Per Sacconi ora ci sarà più certezza nei contratti aziendali perché gli accordi dovranno essere ratificati dalla maggioranza dei lavoratori. Non ha senso, poi, parlare di libertà di licenziare in quanto gli stessi accordi non possono modificare la disciplina, per esempio, di quelli discriminatori (lavoratrici in gravidanza o in concomitanza di matrimonio). «Apprezzamento» sull'articolo 8 arriva da Confindustria: «Riteniamo che non sia in contrasto con l'accordo di giugno che per noi rimane riferimento assolutamente essenziale delle relazioni industriali».
Venti di guerra che, verosimilmente, diventano anche un assist per lo sciopero generale di domani della Cgil. Una protesta di 8 ore di che potrebbe paralizzare parzialmente il Paese e porterà in cento piazze della Penisola migliaia di lavoratori. La manifestazione principale nella Capitale con un comizio di Susanna Camusso dinanzi all'arco di Costantino.

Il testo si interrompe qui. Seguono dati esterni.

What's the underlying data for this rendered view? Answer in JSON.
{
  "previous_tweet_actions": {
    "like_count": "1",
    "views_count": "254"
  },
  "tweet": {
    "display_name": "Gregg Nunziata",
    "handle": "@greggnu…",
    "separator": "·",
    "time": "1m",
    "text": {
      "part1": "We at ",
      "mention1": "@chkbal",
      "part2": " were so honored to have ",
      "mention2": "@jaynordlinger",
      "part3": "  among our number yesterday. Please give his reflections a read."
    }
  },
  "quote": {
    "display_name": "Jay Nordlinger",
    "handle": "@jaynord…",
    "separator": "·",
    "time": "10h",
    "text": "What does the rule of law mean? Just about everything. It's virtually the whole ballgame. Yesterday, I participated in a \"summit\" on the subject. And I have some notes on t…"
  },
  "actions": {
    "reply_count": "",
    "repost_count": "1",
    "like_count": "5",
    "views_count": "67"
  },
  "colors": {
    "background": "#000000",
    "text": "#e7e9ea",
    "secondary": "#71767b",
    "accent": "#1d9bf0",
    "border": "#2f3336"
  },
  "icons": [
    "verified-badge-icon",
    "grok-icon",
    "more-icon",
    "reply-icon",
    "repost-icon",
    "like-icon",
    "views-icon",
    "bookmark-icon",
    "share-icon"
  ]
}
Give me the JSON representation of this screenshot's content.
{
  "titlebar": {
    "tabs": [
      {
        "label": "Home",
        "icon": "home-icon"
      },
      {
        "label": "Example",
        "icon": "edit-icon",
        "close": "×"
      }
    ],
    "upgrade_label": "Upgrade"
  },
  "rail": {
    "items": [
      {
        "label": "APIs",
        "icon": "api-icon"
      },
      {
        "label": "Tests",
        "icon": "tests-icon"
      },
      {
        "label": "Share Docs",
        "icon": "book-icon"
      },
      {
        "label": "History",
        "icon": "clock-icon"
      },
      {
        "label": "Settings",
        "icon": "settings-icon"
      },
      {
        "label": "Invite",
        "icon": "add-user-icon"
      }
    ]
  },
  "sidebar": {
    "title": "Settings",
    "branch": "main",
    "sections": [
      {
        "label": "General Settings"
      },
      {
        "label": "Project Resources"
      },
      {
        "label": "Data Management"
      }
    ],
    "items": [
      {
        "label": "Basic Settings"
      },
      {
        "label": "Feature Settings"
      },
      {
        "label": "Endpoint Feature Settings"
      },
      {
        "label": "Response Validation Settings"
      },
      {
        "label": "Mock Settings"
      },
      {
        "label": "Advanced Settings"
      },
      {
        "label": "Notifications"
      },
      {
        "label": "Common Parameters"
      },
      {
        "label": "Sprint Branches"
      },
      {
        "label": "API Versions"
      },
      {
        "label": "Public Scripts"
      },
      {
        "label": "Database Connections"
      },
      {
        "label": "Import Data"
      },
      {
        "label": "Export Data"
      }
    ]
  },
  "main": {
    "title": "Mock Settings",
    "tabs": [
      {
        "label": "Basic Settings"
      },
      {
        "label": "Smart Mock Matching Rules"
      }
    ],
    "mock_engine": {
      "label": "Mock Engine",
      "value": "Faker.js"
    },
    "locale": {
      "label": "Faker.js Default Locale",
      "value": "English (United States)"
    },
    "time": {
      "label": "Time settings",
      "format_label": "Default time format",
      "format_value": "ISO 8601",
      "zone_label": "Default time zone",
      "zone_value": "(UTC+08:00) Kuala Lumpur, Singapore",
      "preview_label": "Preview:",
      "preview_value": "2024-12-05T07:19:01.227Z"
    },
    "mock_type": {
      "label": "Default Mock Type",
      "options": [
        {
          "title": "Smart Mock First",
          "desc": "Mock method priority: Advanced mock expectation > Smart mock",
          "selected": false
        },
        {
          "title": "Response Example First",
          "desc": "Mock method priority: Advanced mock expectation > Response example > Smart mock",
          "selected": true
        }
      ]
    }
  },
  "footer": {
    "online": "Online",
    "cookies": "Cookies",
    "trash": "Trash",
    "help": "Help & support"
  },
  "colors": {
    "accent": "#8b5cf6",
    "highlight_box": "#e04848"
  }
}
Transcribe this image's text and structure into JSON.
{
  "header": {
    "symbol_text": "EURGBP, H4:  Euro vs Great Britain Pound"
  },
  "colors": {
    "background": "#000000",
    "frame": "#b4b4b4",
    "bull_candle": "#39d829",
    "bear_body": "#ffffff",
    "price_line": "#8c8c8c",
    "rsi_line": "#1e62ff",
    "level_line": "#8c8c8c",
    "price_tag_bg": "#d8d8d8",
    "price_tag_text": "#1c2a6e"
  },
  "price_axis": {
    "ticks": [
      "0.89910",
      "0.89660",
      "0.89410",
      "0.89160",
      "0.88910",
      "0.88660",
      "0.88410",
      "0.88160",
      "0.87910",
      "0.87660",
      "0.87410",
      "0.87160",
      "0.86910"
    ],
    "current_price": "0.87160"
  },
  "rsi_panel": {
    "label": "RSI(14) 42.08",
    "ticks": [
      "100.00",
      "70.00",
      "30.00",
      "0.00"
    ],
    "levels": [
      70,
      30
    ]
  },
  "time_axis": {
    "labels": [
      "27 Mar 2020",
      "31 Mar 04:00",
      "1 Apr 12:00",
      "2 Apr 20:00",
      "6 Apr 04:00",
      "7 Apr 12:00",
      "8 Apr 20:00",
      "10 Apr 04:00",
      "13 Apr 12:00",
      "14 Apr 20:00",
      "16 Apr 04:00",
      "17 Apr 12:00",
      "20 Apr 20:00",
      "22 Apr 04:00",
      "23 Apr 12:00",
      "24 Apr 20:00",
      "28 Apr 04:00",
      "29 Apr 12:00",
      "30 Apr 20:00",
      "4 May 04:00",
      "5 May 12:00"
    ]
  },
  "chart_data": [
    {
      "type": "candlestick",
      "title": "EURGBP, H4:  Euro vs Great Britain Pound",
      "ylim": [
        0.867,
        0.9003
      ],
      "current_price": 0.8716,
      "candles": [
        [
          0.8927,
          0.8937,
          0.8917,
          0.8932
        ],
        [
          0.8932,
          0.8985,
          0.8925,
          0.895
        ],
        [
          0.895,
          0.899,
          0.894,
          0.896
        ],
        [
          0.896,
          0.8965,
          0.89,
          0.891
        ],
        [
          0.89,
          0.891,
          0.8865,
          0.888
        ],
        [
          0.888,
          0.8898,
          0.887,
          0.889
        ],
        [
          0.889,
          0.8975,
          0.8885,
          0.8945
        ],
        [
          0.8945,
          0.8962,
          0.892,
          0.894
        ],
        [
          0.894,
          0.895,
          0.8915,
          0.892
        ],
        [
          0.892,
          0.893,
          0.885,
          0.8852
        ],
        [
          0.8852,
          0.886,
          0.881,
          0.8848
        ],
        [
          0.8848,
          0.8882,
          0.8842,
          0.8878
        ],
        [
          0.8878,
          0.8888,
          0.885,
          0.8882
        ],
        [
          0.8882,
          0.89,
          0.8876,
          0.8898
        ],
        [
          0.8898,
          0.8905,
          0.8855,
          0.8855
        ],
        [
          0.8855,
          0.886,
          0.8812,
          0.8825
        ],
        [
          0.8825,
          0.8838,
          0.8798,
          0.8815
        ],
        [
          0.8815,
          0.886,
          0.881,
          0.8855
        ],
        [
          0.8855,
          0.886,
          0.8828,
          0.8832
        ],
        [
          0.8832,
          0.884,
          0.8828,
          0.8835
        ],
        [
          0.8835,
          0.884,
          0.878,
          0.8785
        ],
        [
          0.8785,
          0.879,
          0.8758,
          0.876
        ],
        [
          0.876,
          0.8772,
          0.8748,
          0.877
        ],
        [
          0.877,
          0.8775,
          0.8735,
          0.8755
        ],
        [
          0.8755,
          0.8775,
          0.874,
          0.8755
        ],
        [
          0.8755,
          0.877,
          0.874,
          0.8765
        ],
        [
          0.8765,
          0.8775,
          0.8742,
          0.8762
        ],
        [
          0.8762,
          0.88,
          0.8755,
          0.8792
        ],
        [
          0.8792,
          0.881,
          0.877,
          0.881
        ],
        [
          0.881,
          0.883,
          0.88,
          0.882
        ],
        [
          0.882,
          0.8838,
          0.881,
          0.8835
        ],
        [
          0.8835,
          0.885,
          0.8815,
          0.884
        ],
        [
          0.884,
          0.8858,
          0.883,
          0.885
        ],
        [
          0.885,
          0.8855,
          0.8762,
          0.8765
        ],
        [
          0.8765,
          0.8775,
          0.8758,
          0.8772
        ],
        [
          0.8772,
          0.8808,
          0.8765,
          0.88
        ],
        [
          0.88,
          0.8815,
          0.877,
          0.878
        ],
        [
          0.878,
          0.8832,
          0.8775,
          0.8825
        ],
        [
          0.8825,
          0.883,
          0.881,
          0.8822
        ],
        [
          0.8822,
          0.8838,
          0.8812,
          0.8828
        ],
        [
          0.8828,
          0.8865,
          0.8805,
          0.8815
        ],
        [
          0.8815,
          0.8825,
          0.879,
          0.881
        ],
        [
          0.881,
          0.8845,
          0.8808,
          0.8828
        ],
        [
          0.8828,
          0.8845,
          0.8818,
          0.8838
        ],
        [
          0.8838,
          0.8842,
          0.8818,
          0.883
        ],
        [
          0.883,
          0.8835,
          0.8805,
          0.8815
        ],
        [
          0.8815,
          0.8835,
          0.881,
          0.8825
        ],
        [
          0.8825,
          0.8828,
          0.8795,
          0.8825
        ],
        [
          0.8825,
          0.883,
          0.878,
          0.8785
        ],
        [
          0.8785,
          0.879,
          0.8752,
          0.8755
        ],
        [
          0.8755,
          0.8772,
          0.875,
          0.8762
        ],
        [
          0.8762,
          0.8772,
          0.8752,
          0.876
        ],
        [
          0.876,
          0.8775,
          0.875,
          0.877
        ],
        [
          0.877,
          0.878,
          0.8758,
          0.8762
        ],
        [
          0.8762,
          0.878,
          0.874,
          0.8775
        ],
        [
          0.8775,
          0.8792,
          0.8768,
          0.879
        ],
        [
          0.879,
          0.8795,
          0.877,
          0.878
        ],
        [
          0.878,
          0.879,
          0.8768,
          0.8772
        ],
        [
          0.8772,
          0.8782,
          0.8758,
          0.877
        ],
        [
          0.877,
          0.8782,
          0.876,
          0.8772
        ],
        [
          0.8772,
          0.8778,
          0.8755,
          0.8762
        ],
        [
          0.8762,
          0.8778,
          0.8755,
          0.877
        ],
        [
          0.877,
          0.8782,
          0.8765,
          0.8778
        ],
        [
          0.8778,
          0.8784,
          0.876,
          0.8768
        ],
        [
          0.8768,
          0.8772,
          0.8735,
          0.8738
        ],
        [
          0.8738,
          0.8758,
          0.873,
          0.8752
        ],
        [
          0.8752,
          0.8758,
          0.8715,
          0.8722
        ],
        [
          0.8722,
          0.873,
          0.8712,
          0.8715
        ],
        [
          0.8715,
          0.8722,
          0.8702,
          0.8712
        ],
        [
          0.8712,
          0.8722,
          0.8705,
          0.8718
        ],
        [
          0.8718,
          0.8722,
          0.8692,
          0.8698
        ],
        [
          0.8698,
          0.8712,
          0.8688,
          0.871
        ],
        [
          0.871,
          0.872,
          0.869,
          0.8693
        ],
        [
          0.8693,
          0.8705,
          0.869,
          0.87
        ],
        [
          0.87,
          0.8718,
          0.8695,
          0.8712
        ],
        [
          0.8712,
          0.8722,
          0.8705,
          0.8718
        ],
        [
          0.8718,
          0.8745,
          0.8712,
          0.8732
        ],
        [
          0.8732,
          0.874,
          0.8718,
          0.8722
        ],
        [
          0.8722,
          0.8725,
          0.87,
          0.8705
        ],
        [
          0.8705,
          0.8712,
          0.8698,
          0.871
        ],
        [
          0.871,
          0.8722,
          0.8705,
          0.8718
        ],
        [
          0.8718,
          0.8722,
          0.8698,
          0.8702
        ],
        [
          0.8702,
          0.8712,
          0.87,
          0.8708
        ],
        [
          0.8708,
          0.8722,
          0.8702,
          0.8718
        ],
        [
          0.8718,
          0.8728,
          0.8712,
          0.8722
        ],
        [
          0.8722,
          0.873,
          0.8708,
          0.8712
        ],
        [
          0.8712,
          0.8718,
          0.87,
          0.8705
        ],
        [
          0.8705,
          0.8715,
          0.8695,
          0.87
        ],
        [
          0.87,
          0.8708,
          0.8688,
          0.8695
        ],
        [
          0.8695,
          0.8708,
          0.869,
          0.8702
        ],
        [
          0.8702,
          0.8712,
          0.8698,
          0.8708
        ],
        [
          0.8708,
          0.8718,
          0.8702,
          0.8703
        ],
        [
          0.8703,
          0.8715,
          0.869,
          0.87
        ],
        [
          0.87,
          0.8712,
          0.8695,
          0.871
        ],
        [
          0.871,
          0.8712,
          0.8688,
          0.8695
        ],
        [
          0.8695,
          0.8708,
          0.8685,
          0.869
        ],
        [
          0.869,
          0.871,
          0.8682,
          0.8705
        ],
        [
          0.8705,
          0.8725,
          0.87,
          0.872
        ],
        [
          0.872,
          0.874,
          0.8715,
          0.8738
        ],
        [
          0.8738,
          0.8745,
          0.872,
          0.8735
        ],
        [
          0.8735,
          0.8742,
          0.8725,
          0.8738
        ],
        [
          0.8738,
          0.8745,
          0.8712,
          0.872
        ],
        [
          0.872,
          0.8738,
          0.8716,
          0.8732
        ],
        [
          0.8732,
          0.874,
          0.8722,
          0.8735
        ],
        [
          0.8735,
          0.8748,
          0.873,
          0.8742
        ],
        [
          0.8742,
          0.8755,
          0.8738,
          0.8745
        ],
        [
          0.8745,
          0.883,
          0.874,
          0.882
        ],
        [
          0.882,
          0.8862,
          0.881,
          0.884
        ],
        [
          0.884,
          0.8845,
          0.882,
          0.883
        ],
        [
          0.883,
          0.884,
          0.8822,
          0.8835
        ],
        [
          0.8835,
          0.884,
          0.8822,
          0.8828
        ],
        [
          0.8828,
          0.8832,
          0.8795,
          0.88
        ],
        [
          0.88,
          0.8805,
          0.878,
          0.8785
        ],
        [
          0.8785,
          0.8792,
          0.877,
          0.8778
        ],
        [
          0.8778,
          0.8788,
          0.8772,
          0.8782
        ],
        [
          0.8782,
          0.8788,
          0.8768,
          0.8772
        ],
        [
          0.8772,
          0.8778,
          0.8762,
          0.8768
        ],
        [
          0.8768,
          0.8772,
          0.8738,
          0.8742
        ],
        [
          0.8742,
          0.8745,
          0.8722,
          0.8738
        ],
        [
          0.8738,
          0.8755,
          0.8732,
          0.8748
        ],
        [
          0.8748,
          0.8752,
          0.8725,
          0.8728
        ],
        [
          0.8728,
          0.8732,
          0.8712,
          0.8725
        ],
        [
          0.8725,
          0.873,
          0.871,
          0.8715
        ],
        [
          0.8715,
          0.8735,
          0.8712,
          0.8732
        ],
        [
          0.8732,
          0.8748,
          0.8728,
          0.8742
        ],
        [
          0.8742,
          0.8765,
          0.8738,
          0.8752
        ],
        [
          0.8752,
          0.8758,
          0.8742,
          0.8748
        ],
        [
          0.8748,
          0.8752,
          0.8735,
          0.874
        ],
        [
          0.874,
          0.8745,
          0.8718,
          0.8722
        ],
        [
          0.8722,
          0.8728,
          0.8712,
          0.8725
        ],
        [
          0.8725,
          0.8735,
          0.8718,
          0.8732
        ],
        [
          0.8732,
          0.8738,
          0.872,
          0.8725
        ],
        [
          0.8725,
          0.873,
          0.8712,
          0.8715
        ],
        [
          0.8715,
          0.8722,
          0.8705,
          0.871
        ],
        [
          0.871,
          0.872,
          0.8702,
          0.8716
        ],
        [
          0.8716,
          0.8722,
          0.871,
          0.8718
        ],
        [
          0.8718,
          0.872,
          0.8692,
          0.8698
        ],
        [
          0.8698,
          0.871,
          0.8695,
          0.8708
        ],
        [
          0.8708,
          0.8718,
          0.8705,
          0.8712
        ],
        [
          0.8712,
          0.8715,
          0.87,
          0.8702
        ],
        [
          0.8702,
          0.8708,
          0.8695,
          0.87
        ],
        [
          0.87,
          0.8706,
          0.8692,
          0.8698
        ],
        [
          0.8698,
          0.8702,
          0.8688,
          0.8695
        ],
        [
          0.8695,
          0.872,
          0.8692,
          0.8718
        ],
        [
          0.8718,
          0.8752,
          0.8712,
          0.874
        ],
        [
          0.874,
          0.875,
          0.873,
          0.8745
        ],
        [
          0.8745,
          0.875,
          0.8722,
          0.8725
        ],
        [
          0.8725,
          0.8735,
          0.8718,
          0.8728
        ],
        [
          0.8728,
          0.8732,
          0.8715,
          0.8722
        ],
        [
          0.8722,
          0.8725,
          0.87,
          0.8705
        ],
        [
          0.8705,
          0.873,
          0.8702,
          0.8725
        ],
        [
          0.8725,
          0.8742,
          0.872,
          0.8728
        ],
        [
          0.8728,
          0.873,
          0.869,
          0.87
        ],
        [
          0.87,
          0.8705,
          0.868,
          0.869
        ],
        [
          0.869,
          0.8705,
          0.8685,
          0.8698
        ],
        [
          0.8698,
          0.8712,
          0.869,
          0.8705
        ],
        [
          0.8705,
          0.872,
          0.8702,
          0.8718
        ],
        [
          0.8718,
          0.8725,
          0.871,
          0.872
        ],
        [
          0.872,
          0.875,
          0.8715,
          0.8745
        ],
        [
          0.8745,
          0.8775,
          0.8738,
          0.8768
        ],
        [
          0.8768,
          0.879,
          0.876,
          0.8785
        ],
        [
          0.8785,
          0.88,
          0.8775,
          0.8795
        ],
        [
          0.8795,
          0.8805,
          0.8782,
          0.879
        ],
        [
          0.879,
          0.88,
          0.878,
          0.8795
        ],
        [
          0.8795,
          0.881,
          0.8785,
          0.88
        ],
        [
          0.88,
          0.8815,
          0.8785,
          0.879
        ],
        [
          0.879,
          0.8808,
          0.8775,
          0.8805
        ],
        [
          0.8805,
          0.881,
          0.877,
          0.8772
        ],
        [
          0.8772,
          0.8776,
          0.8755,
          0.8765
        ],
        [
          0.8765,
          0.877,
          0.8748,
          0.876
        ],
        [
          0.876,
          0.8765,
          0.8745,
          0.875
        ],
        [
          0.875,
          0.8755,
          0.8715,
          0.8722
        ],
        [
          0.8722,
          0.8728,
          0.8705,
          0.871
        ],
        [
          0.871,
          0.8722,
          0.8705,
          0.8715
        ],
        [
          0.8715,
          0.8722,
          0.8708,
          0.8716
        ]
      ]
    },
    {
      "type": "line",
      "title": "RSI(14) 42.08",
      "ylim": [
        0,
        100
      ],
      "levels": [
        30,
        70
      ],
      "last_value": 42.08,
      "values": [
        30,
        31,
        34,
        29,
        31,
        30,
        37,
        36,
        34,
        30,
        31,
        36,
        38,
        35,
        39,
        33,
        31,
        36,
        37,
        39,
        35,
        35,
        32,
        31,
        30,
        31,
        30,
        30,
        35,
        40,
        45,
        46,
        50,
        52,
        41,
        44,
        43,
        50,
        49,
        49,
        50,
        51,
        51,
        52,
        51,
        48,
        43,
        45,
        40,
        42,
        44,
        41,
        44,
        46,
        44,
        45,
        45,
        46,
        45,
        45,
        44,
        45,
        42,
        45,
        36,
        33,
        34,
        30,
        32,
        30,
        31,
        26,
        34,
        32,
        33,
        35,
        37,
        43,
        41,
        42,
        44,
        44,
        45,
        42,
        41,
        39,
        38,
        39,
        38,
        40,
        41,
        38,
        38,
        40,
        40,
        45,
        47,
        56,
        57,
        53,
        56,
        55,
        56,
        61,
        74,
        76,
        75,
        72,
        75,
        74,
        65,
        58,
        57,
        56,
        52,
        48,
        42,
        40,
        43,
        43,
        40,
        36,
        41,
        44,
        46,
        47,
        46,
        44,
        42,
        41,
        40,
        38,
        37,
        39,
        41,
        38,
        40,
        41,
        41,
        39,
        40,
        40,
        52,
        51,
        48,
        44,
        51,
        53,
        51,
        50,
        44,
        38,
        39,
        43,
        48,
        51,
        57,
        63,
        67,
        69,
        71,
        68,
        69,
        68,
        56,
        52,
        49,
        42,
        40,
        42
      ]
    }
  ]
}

Sul versante politico durissime le critiche del segretario del Pd, Pier Luigi Bersani: «Abbiamo un governo avventurista ed irresponsabile che pensa di ricavare qualche soddisfazione provocando rotture e divisioni nel corpo sociale. L'articolo 8 deve essere rimediato in Parlamento: si torni all'accordo del 28 giugno e si parta da lì per una nuova stagione di concertazione». Per Giuliano Cazzola (Pdl) invece «le ultime modifiche danno maggiori garanzie sulla trasparenza e la correttezza delle deroghe concordate dalle parti sociali».